Rebecca Klaper, an ecologist at the University of Wisconsin-Milwaukee’s Great Lakes Water Institute, presented her results at the 2012 meeting of the North American division of the Society of Environmental Toxicology and Chemistry in Long Beach, California.
One of these drugs, fluoxetine, is an active ingredient in the antidepressant Prozac, and is excreted by people taking it in their urine. It’s reaching lakes and waterways through sewage-treatment plants, which are unequipped to remove it.
In order to investigate the effects of fluoxetine, researchers are using the fathead minnow (Pimephales promelas). When fluoxetine is added to water, female fathead minnows seem unaffected but the male minnows start to spend more time building their nests. When the dose is increased tenfold, the males “become obsessive, to the point they’re ignoring the females,” Klaper said. Typically, males build the nests for females. Once the eggs are laid and fertilized, the males tend to them by cleaning away fungus or dead eggs.

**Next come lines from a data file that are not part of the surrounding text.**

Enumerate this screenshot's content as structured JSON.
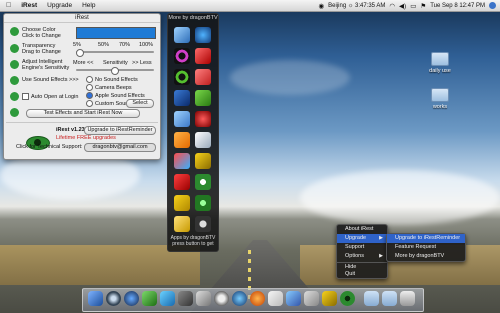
{
  "menubar": {
    "app_name": "iRest",
    "menus": [
      "Upgrade",
      "Help"
    ],
    "location_time": "Beijing ☼ 3:47:35 AM",
    "clock": "Tue Sep 8  12:47 PM"
  },
  "irest_panel": {
    "title": "iRest",
    "choose_color": "Choose Color\nClick to Change",
    "transparency": "Transparency\nDrag to Change",
    "transparency_ticks": [
      "5%",
      "50%",
      "70%",
      "100%"
    ],
    "sensitivity_label": "Adjust Intelligent\nEngine's Sensitivity",
    "sensitivity_more": "More <<",
    "sensitivity_mid": "Sensitivity",
    "sensitivity_less": ">> Less",
    "sound_label": "Use Sound Effects  >>>",
    "sound_options": [
      "No Sound Effects",
      "Camera Beeps",
      "Apple Sound Effects",
      "Custom Sound"
    ],
    "selected_sound": "Apple Sound Effects",
    "select_button": "Select",
    "auto_open": "Auto Open at Login",
    "test_button": "Test Effects and Start iRest Now",
    "version": "iRest v1.23",
    "upgrade_button": "Upgrade to iRestReminder",
    "lifetime": "Lifetime FREE upgrades",
    "support_label": "Click for Technical Support:",
    "support_email": "dragonbtv@gmail.com"
  },
  "dragon_panel": {
    "title": "More by dragonBTV",
    "footer": "Apps by dragonBTV\npress button to get"
  },
  "desktop": {
    "icons": [
      "daily use",
      "works"
    ]
  },
  "context_menu": {
    "items": [
      "About iRest",
      "Upgrade",
      "Support",
      "Options",
      "Hide",
      "Quit"
    ],
    "highlighted": "Upgrade"
  },
  "submenu": {
    "items": [
      "Upgrade to iRestReminder",
      "Feature Request",
      "More by dragonBTV"
    ],
    "highlighted": "Upgrade to iRestReminder"
  },
  "colors": {
    "accent": "#2f63c9",
    "green": "#2e9a3c",
    "link_red": "#c81d1d",
    "color_swatch": "#1f7bd6"
  }
}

When fluoxetine concentration is increased yet again, reproduction halts. The males also start killing the females. If the females are introduced a month after the males are exposed to the chemical, the males no longer show aggressive behavior, but the females don’t lay any eggs anymore.

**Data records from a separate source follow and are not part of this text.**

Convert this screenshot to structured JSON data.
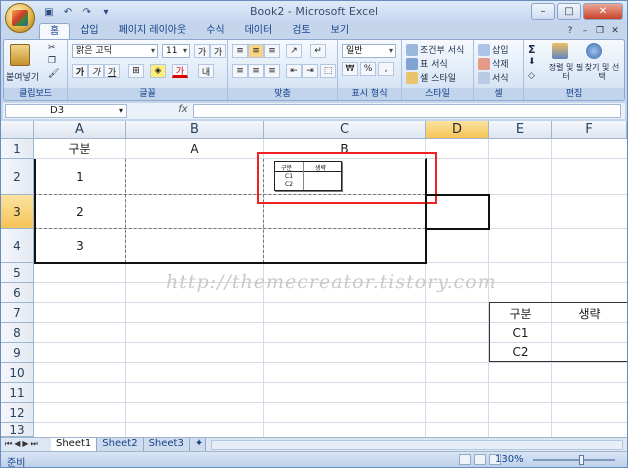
{
  "window": {
    "title": "Book2 - Microsoft Excel"
  },
  "tabs": [
    "홈",
    "삽입",
    "페이지 레이아웃",
    "수식",
    "데이터",
    "검토",
    "보기"
  ],
  "ribbon": {
    "groups": [
      "클립보드",
      "글꼴",
      "맞춤",
      "표시 형식",
      "스타일",
      "셀",
      "편집"
    ],
    "paste_label": "붙여넣기",
    "font_name": "맑은 고딕",
    "font_size": "11",
    "number_format": "일반",
    "conditional_format": "조건부 서식",
    "table_format": "표 서식",
    "cell_style": "셀 스타일",
    "insert": "삽입",
    "delete": "삭제",
    "format": "서식",
    "sort_filter": "정렬 및 필터",
    "find_select": "찾기 및 선택"
  },
  "formula_bar": {
    "name_box": "D3",
    "fx": "fx",
    "formula": ""
  },
  "columns": [
    {
      "label": "A",
      "selected": false
    },
    {
      "label": "B",
      "selected": false
    },
    {
      "label": "C",
      "selected": false
    },
    {
      "label": "D",
      "selected": true
    },
    {
      "label": "E",
      "selected": false
    },
    {
      "label": "F",
      "selected": false
    }
  ],
  "rows": [
    "1",
    "2",
    "3",
    "4",
    "5",
    "6",
    "7",
    "8",
    "9",
    "10",
    "11",
    "12",
    "13"
  ],
  "selected_row": "3",
  "cells": {
    "A1": "구분",
    "B1": "A",
    "C1": "B",
    "A2": "1",
    "A3": "2",
    "A4": "3",
    "E7": "구분",
    "F7": "생략",
    "E8": "C1",
    "E9": "C2"
  },
  "mini_table": {
    "h1": "구분",
    "h2": "생략",
    "r1": "C1",
    "r2": "C2"
  },
  "watermark": "http://themecreator.tistory.com",
  "sheets": [
    {
      "name": "Sheet1",
      "active": true
    },
    {
      "name": "Sheet2",
      "active": false
    },
    {
      "name": "Sheet3",
      "active": false
    }
  ],
  "status": {
    "ready": "준비",
    "zoom": "130%"
  },
  "colors": {
    "accent": "#15428b",
    "selection": "#f6c355",
    "highlight_box": "#e22222"
  }
}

Reproductive behavior isn’t the only thing that is affected by the trace chemicals. Chemicals found in birth control pills, 17-β-estradiol, reduced the ability of fathead minnow larvae to elude predators.
After larvae were exposed to estradiol, they were subjected to sudden vibration, similar to the ones produced by approaching predators. A high-speed camera was used to measure how long it took the minnows to curve their bodies into a ‘C’ shape, which is a known escape behavior called C-start. The minnows’ reaction time was significantly slowed compared to control larvae.

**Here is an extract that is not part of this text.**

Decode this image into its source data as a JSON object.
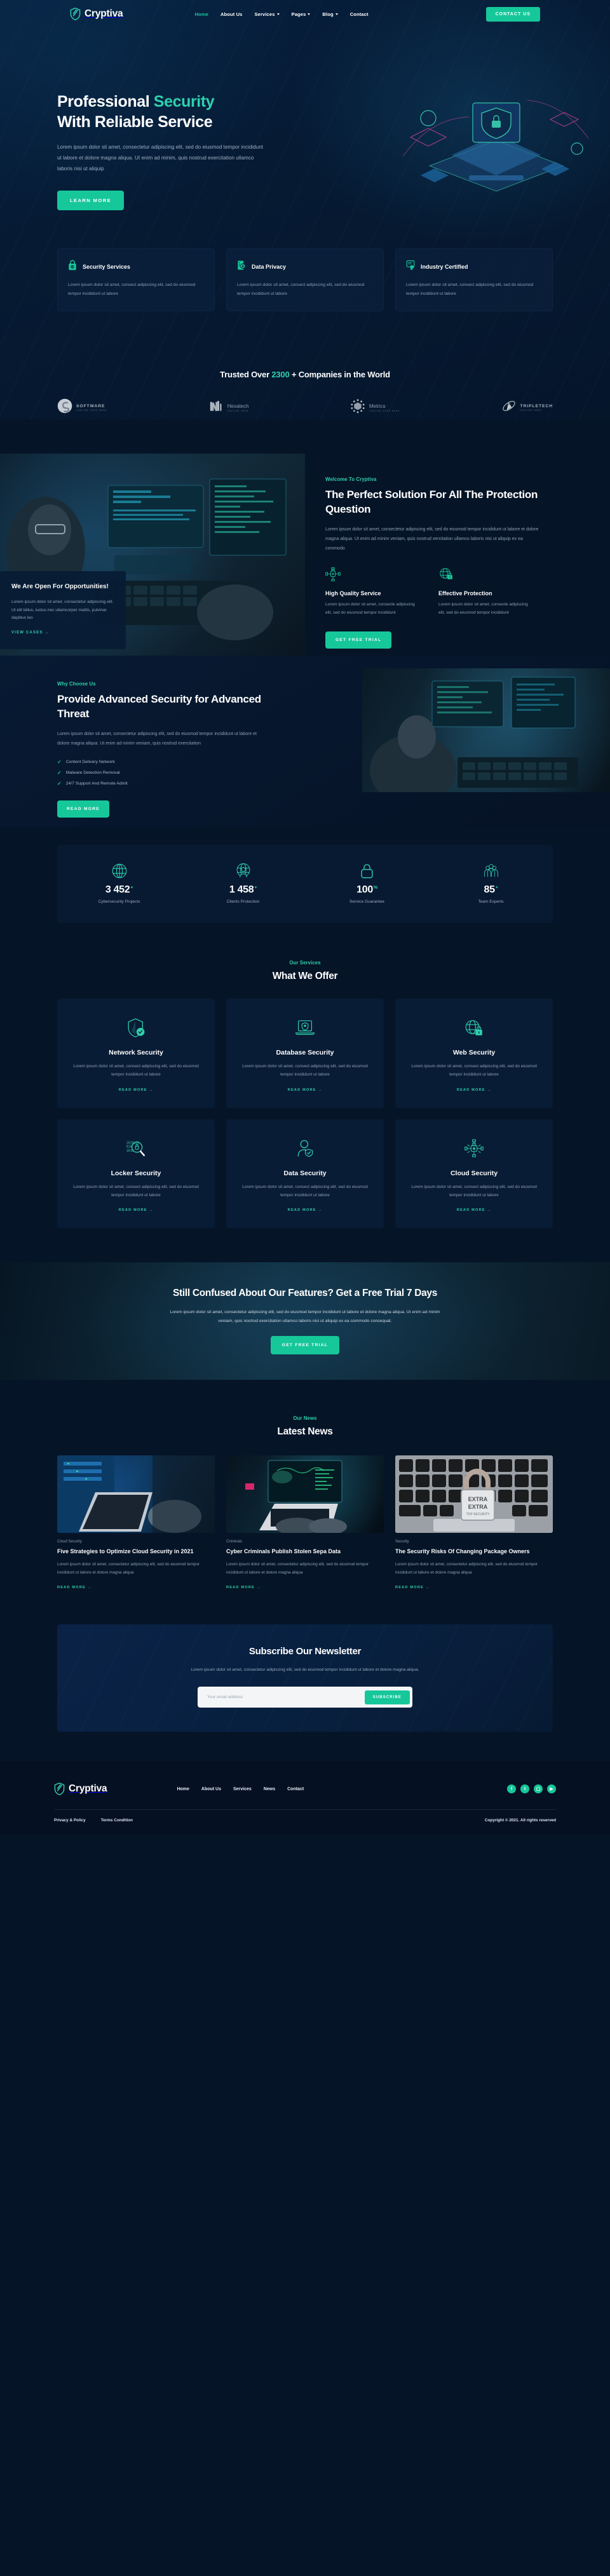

In another experiment, hundreds of estradiol-exposed and control larvae were raised and repeatedly put into a tank with a known predator, a bluegill sunfish (Lepomis macrochirus). When half of the larvae were eaten, the survivors were tallied up. Only 45% of them were from the estradiol-exposed group. Using a multi-generation population biology model, it was discovered that this difference between the estradiol-exposed larvae and control larvae was enough to produce a rapid population crash.